"I thought this would be the simplest, easiest bill that I've every filed." That's House Bill 475, which state representative Mike Carter says is not against annexation, but for the people's right to vote.
"47 states in the nation soon to be Tennessee being the only state in the nation that allows people's property to be taken without a vote. We are one of the three non referendum states left in America. There have been four referendum on annexation across the state over the past three years, three have been successful by wide margins. Only one failed. "
Some local organizations say, city governments have too much power under the current system.
"As a city wanting to expand their borders through the urban growth boundry, they don't have to vote, they can just take over the land and the residents are stuck with it," says Chris Matthews with Right to Vote TN.
A similar version of the bill currently in the Senate would put an 18 month moratorium on any annexation in the state of Tennessee.
Carter says he would amend his bill to add that if asked, but says he just looking to put the power in the voters hands.

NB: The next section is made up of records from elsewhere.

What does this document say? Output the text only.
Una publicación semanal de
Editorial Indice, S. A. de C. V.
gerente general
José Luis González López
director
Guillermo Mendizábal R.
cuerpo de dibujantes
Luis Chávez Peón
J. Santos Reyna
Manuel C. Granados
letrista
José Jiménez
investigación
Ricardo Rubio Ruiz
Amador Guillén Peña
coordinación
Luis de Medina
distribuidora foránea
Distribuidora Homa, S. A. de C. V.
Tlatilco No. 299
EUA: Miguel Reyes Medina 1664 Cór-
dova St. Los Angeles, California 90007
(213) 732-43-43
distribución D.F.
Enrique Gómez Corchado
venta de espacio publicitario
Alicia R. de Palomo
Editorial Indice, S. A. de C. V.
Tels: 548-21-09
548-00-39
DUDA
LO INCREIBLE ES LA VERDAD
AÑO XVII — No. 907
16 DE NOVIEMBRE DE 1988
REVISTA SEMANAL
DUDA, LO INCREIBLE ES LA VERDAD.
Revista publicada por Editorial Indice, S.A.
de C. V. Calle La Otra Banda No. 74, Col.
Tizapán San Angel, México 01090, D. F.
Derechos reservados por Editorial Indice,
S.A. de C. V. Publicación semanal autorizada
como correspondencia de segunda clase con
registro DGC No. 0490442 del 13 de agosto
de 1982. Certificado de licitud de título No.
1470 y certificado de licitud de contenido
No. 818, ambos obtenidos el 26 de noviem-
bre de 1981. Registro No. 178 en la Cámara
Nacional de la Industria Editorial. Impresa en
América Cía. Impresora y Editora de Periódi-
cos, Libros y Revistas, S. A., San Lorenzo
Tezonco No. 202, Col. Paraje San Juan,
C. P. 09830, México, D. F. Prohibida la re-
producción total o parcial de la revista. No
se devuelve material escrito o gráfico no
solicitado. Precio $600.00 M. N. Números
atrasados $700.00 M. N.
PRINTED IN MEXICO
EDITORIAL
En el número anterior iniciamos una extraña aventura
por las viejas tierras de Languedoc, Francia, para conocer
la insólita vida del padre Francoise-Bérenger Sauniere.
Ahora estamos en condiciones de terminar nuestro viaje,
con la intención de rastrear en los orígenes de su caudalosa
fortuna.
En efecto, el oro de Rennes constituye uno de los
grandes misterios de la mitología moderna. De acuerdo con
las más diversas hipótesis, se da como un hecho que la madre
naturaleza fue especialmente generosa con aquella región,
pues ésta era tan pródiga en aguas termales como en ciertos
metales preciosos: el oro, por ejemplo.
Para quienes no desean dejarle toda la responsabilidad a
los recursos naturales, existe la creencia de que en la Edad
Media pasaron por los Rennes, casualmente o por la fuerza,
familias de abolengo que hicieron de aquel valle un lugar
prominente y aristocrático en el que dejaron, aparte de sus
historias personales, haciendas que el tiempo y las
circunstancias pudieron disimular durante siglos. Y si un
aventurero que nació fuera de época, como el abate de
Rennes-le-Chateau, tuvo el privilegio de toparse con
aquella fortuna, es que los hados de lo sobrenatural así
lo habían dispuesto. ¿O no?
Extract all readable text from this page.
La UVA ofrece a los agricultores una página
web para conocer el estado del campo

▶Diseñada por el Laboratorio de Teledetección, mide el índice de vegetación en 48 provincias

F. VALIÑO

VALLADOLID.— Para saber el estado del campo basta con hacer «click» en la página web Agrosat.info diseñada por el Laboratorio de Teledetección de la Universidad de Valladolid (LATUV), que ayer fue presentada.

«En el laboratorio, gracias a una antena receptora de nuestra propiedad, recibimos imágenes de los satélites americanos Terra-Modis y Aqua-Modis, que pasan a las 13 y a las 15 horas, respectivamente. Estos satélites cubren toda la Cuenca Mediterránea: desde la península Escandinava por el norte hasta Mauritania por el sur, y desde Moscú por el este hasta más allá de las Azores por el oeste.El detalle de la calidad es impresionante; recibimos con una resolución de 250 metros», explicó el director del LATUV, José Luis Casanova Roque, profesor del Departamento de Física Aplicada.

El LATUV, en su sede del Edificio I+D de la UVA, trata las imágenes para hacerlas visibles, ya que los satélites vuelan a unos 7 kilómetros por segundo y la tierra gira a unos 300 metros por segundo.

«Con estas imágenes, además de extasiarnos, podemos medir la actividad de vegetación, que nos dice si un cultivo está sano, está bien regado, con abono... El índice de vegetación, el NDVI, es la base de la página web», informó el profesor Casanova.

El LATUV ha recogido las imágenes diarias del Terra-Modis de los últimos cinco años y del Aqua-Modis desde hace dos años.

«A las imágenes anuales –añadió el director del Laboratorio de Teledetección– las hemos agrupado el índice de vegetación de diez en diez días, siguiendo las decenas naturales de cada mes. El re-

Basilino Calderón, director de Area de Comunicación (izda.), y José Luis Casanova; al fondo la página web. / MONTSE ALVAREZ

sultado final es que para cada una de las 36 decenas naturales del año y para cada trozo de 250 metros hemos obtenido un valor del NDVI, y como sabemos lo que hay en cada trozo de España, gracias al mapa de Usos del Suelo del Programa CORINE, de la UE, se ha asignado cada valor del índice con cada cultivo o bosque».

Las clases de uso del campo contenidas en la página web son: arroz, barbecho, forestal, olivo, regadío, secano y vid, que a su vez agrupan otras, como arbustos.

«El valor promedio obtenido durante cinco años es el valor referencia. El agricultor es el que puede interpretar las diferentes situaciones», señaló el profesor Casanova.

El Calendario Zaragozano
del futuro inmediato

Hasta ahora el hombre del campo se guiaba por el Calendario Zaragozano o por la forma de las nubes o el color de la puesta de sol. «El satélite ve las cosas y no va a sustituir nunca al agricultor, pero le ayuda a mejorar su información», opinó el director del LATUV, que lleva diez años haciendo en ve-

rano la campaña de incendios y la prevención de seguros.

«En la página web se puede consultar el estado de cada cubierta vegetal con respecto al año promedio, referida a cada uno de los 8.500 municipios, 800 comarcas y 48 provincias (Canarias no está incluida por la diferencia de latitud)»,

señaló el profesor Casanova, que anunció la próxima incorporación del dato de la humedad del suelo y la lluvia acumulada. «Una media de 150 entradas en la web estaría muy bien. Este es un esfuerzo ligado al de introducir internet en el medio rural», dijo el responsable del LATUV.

"This bill only requires the public to approve what their officials are doing. When the city comes to you and they incorporate you, they double your regulation, most of the time they double your taxes, they bring the debt of that entity on to your private property and they have to stand good for it. A person who is about to have that to be done to should have a right to vote."
Carter says he wants those who favor annexation to take their case to the people.
"They don't have to sell me on annexation, they have to sell the people that are going to have to vote on it."
Carter hopes to present his bill to the House finance committee for a vote on Tuesday. The senate version of the bill with the moratorium is expected to the senate floor next week.
The house version is expected to go for a vote on the house floor the following week.